Chapter Text
Adão encara apatico o corpo de Simo, seu caçula sempre gentil e doce, estava deitado em uma cama de neve e lirios, Loki estava ajoelhado ao lado do corpo os olhos vagos não encaravam nada apenas olhavam para o espaco de forma cega, quantas vezes ja foram, quantas formas Adão vira Simo morrer, dessa vez tao pequeno e inocente, Loki o encontrou cedo de mais, dessa vez Simo morreu antes de saber o que era o mundo, levado pela maldita maldição.
Faça os deuses sofrerem por seu egoismo e sua arrogancia mais deixe suas crinças em paz, seus filhos pequenos e frageis ja não sofreram de mais!
- Querido vamos volta por favor - Eva toca o ombro do marido, sua voz carregada de uma dor crua mais antiga - Vamos arruma a casa para o proximo ciclo.
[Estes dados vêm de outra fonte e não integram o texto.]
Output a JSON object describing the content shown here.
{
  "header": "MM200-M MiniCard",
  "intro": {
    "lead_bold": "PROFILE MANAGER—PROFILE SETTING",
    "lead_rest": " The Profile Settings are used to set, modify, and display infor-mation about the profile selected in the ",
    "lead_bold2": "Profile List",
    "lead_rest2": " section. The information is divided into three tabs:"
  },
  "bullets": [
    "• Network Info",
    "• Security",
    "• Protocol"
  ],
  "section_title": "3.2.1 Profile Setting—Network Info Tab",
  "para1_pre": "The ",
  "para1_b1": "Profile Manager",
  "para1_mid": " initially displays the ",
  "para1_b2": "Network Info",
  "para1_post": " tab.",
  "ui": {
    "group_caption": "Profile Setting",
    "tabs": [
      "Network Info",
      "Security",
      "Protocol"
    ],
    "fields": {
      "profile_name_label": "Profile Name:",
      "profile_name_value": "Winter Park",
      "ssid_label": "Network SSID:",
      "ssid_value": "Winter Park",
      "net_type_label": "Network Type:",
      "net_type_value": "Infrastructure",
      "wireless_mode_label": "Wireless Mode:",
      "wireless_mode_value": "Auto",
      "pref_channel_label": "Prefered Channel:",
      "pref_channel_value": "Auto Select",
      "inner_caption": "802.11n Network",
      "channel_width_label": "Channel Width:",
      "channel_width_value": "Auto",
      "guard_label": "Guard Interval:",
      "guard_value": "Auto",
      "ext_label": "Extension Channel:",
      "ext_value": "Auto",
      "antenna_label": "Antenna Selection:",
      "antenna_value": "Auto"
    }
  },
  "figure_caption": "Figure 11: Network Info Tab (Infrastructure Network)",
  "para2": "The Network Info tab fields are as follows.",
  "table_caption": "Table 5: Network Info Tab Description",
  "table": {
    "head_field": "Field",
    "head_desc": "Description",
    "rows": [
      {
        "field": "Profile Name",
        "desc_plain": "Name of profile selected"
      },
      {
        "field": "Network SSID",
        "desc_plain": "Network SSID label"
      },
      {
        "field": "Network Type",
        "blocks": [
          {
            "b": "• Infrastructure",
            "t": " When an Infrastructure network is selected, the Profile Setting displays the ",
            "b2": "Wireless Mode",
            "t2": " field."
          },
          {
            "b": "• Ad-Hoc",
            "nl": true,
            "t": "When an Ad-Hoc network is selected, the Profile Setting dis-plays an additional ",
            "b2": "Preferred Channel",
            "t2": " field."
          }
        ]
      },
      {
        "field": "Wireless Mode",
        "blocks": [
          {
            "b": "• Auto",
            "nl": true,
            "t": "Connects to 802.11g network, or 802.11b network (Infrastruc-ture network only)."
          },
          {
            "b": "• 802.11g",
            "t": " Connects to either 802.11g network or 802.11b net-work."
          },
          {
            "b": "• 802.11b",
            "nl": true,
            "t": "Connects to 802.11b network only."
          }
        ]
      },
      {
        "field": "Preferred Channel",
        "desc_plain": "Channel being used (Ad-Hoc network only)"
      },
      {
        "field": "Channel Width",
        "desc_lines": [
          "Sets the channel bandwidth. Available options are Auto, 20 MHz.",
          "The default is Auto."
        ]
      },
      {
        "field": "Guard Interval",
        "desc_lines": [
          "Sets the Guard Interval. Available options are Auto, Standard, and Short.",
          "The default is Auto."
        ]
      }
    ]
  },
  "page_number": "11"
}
- Malditos deuses - Adão rosna socando uma arvore ao seu lado, a madeira sede perante a forca do soco - Porque arrasta minhas crianças para isso! Quantas vezes mais veremos os corpos deles.
Eva cobre a boca e soluça abafadamente a mãe da humanidade, antes inocente e cheia de vida, era uma casca do que ja fora, os cabelos loiros estavam curtos, as flores antes que os ardonavam a muito murcharam e morreram, enterrada junto a seus filhos em suas primeiras mortes, sua pele perdera a cor se tornando palida o que destacava as olheiras em seus olhos opacos.
- Se os escondermos - Eva sussurra olhando o nada ate de forma desidida - Adão e se nos os escondessemos do mundo, um lugar que so nos sabemos aonde eles podem finalmemte viver sem a contante laço da morte em seus pescoço.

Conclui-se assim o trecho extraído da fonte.